To implement a custom encoding for a custom type, a new EncodingPayloadConverter can be created. For example, to support IPv4Address types:

class IPv4AddressEncodingPayloadConverter(EncodingPayloadConverter):
@property
def encoding(self) -> str:
return "text/ipv4-address"

def to_payload(self, value: Any) -> Optional[Payload]:
if isinstance(value, ipaddress.IPv4Address):
return Payload(
metadata={"encoding": self.encoding.encode()},
data=str(value).encode(),
)
else:
return None

def from_payload(self, payload: Payload, type_hint: Optional[Type] = None) -> Any:
assert not type_hint or type_hint is ipaddress.IPv4Address
return ipaddress.IPv4Address(payload.data.decode())

class IPv4AddressPayloadConverter(CompositePayloadConverter):
def __init__(self) -> None:
# Just add ours as first before the defaults
super().__init__(
IPv4AddressEncodingPayloadConverter(),
*DefaultPayloadConverter.default_encoding_payload_converters,
)

my_data_converter = dataclasses.replace(
DataConverter.default,
payload_converter_className=IPv4AddressPayloadConverter,
)

This is good for many custom types.
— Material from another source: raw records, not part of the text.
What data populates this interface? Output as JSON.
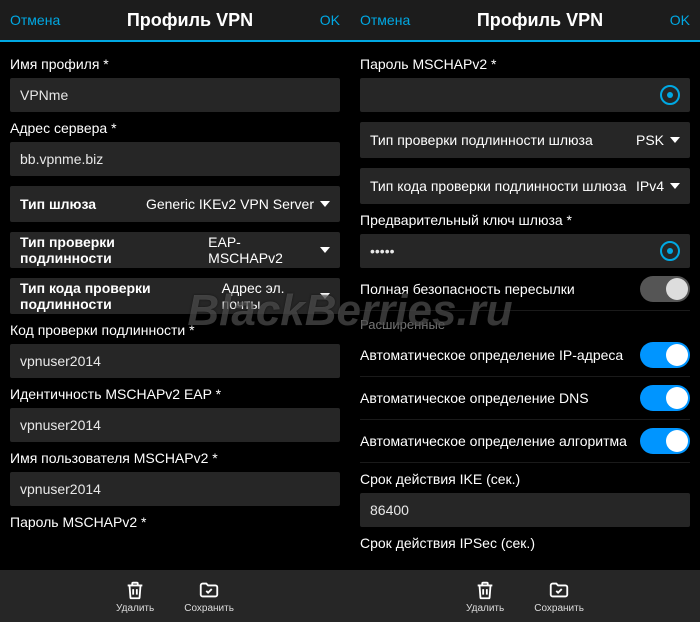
{
  "watermark": "BlackBerries.ru",
  "header": {
    "cancel": "Отмена",
    "title": "Профиль VPN",
    "ok": "OK"
  },
  "footer": {
    "delete": "Удалить",
    "save": "Сохранить"
  },
  "left": {
    "profile_name_label": "Имя профиля *",
    "profile_name_value": "VPNme",
    "server_address_label": "Адрес сервера *",
    "server_address_value": "bb.vpnme.biz",
    "gateway_type_label": "Тип шлюза",
    "gateway_type_value": "Generic IKEv2 VPN Server",
    "auth_type_label": "Тип проверки подлинности",
    "auth_type_value": "EAP-MSCHAPv2",
    "auth_code_type_label": "Тип кода проверки подлинности",
    "auth_code_type_value": "Адрес эл. почты",
    "auth_code_label": "Код проверки подлинности *",
    "auth_code_value": "vpnuser2014",
    "identity_label": "Идентичность MSCHAPv2 EAP *",
    "identity_value": "vpnuser2014",
    "username_label": "Имя пользователя MSCHAPv2 *",
    "username_value": "vpnuser2014",
    "password_label": "Пароль MSCHAPv2 *"
  },
  "right": {
    "password_label": "Пароль MSCHAPv2 *",
    "password_value": "",
    "gateway_auth_type_label": "Тип проверки подлинности шлюза",
    "gateway_auth_type_value": "PSK",
    "gateway_code_type_label": "Тип кода проверки подлинности шлюза",
    "gateway_code_type_value": "IPv4",
    "psk_label": "Предварительный ключ шлюза *",
    "psk_value": "•••••",
    "pfs_label": "Полная безопасность пересылки",
    "pfs_on": false,
    "advanced_header": "Расширенные",
    "auto_ip_label": "Автоматическое определение IP-адреса",
    "auto_ip_on": true,
    "auto_dns_label": "Автоматическое определение DNS",
    "auto_dns_on": true,
    "auto_algo_label": "Автоматическое определение алгоритма",
    "auto_algo_on": true,
    "ike_lifetime_label": "Срок действия IKE (сек.)",
    "ike_lifetime_value": "86400",
    "ipsec_lifetime_label": "Срок действия IPSec (сек.)"
  }
}
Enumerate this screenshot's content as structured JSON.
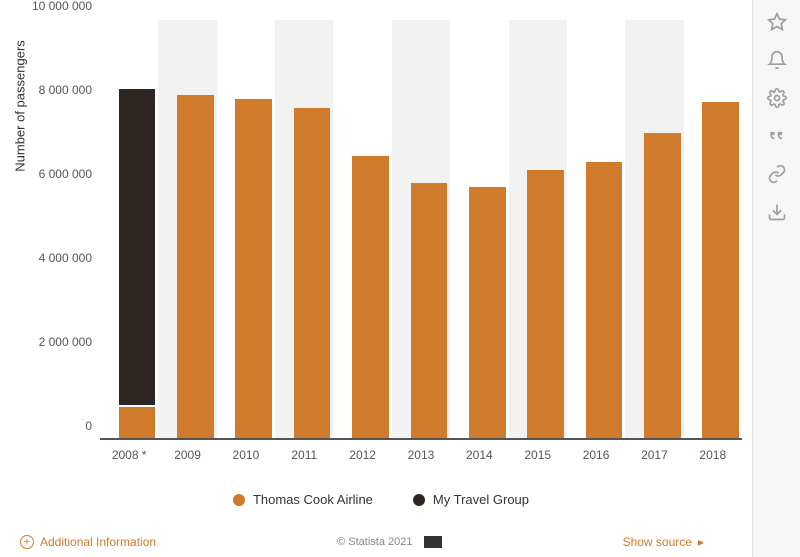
{
  "chart_data": {
    "type": "bar",
    "stacked": true,
    "categories": [
      "2008 *",
      "2009",
      "2010",
      "2011",
      "2012",
      "2013",
      "2014",
      "2015",
      "2016",
      "2017",
      "2018"
    ],
    "series": [
      {
        "name": "Thomas Cook Airline",
        "color": "#d07a2b",
        "values": [
          750000,
          8200000,
          8100000,
          7900000,
          6750000,
          6100000,
          6000000,
          6400000,
          6600000,
          7300000,
          8050000
        ]
      },
      {
        "name": "My Travel Group",
        "color": "#2e2622",
        "values": [
          7550000,
          0,
          0,
          0,
          0,
          0,
          0,
          0,
          0,
          0,
          0
        ]
      }
    ],
    "ylabel": "Number of passengers",
    "xlabel": "",
    "ylim": [
      0,
      10000000
    ],
    "yticks": [
      0,
      2000000,
      4000000,
      6000000,
      8000000,
      10000000
    ],
    "ytick_labels": [
      "0",
      "2 000 000",
      "4 000 000",
      "6 000 000",
      "8 000 000",
      "10 000 000"
    ]
  },
  "legend": {
    "items": [
      {
        "label": "Thomas Cook Airline"
      },
      {
        "label": "My Travel Group"
      }
    ]
  },
  "footer": {
    "additional": "Additional Information",
    "copyright": "© Statista 2021",
    "show_source": "Show source"
  },
  "sidebar_icons": [
    "star-icon",
    "bell-icon",
    "gear-icon",
    "quote-icon",
    "link-icon",
    "download-icon"
  ]
}
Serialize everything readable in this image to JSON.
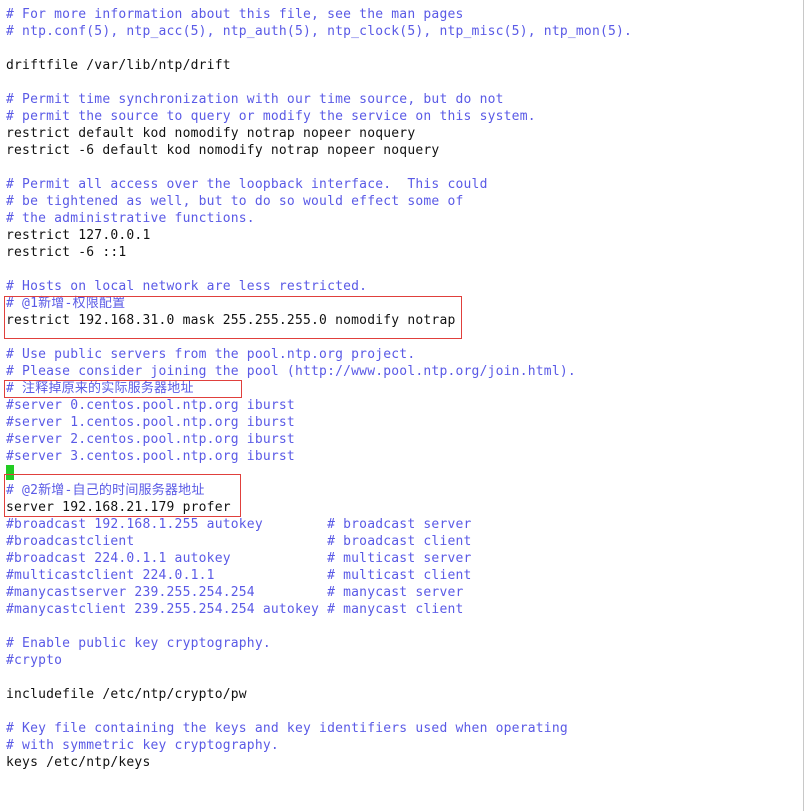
{
  "editor": {
    "lines": [
      {
        "text": "# For more information about this file, see the man pages",
        "kind": "comment"
      },
      {
        "text": "# ntp.conf(5), ntp_acc(5), ntp_auth(5), ntp_clock(5), ntp_misc(5), ntp_mon(5).",
        "kind": "comment"
      },
      {
        "text": "",
        "kind": "blank"
      },
      {
        "text": "driftfile /var/lib/ntp/drift",
        "kind": "code"
      },
      {
        "text": "",
        "kind": "blank"
      },
      {
        "text": "# Permit time synchronization with our time source, but do not",
        "kind": "comment"
      },
      {
        "text": "# permit the source to query or modify the service on this system.",
        "kind": "comment"
      },
      {
        "text": "restrict default kod nomodify notrap nopeer noquery",
        "kind": "code"
      },
      {
        "text": "restrict -6 default kod nomodify notrap nopeer noquery",
        "kind": "code"
      },
      {
        "text": "",
        "kind": "blank"
      },
      {
        "text": "# Permit all access over the loopback interface.  This could",
        "kind": "comment"
      },
      {
        "text": "# be tightened as well, but to do so would effect some of",
        "kind": "comment"
      },
      {
        "text": "# the administrative functions.",
        "kind": "comment"
      },
      {
        "text": "restrict 127.0.0.1",
        "kind": "code"
      },
      {
        "text": "restrict -6 ::1",
        "kind": "code"
      },
      {
        "text": "",
        "kind": "blank"
      },
      {
        "text": "# Hosts on local network are less restricted.",
        "kind": "comment"
      },
      {
        "text": "# @1新增-权限配置",
        "kind": "comment"
      },
      {
        "text": "restrict 192.168.31.0 mask 255.255.255.0 nomodify notrap",
        "kind": "code"
      },
      {
        "text": "",
        "kind": "blank"
      },
      {
        "text": "# Use public servers from the pool.ntp.org project.",
        "kind": "comment"
      },
      {
        "text": "# Please consider joining the pool (http://www.pool.ntp.org/join.html).",
        "kind": "comment"
      },
      {
        "text": "# 注释掉原来的实际服务器地址",
        "kind": "comment"
      },
      {
        "text": "#server 0.centos.pool.ntp.org iburst",
        "kind": "comment"
      },
      {
        "text": "#server 1.centos.pool.ntp.org iburst",
        "kind": "comment"
      },
      {
        "text": "#server 2.centos.pool.ntp.org iburst",
        "kind": "comment"
      },
      {
        "text": "#server 3.centos.pool.ntp.org iburst",
        "kind": "comment"
      },
      {
        "text": "",
        "kind": "blank"
      },
      {
        "text": "# @2新增-自己的时间服务器地址",
        "kind": "comment"
      },
      {
        "text": "server 192.168.21.179 profer",
        "kind": "code"
      },
      {
        "text": "#broadcast 192.168.1.255 autokey        # broadcast server",
        "kind": "comment"
      },
      {
        "text": "#broadcastclient                        # broadcast client",
        "kind": "comment"
      },
      {
        "text": "#broadcast 224.0.1.1 autokey            # multicast server",
        "kind": "comment"
      },
      {
        "text": "#multicastclient 224.0.1.1              # multicast client",
        "kind": "comment"
      },
      {
        "text": "#manycastserver 239.255.254.254         # manycast server",
        "kind": "comment"
      },
      {
        "text": "#manycastclient 239.255.254.254 autokey # manycast client",
        "kind": "comment"
      },
      {
        "text": "",
        "kind": "blank"
      },
      {
        "text": "# Enable public key cryptography.",
        "kind": "comment"
      },
      {
        "text": "#crypto",
        "kind": "comment"
      },
      {
        "text": "",
        "kind": "blank"
      },
      {
        "text": "includefile /etc/ntp/crypto/pw",
        "kind": "code"
      },
      {
        "text": "",
        "kind": "blank"
      },
      {
        "text": "# Key file containing the keys and key identifiers used when operating",
        "kind": "comment"
      },
      {
        "text": "# with symmetric key cryptography.",
        "kind": "comment"
      },
      {
        "text": "keys /etc/ntp/keys",
        "kind": "code"
      },
      {
        "text": "",
        "kind": "blank"
      },
      {
        "text": "",
        "kind": "blank"
      },
      {
        "text": "",
        "kind": "blank"
      }
    ]
  },
  "colors": {
    "comment": "#5a5ae6",
    "code": "#111111",
    "highlight_box": "#e0403c",
    "cursor": "#22cc22",
    "background": "#ffffff"
  }
}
However, you might need to override the behavior of the just the existing JSON encoding payload converter to support a new type. It is already the last encoding data converter in the list, so it's the fall-through behavior for any otherwise unknown type. Customizing the existing JSON converter has the benefit of making the type work in lists, unions, etc. The conversion can be customized for serialization with a custom json.JSONEncoder and deserialization with a custom JSONTypeConverter. For example, to support IPv4Address types in existing JSON conversion:

class IPv4AddressJSONEncoder(AdvancedJSONEncoder):
def default(self, o: Any) -> Any:
if isinstance(o, ipaddress.IPv4Address):
return str(o)
return super().default(o)
class IPv4AddressJSONTypeConverter(JSONTypeConverter):
def to_typed_value(
self, hint: Type, value: Any
) -> Union[Optional[Any], _JSONTypeConverterUnhandled]:
if issubclass(hint, ipaddress.IPv4Address):
return ipaddress.IPv4Address(value)
return JSONTypeConverter.Unhandled

class IPv4AddressPayloadConverter(CompositePayloadConverter):
def __init__(self) -> None:
# Replace default JSON plain with our own that has our encoder and type
# converter
json_converter = JSONPlainPayloadConverter(
encoder=IPv4AddressJSONEncoder,
custom_type_converters=[IPv4AddressJSONTypeConverter()],
)
super().__init__(
*[
c if not isinstance(c, JSONPlainPayloadConverter) else json_converter
for c in DefaultPayloadConverter.default_encoding_payload_converters
]
)

my_data_converter = dataclasses.replace(
DataConverter.default,
payload_converter_className=IPv4AddressPayloadConverter,
)

Now IPv4Address can be used in type hints including collections, optionals, etc.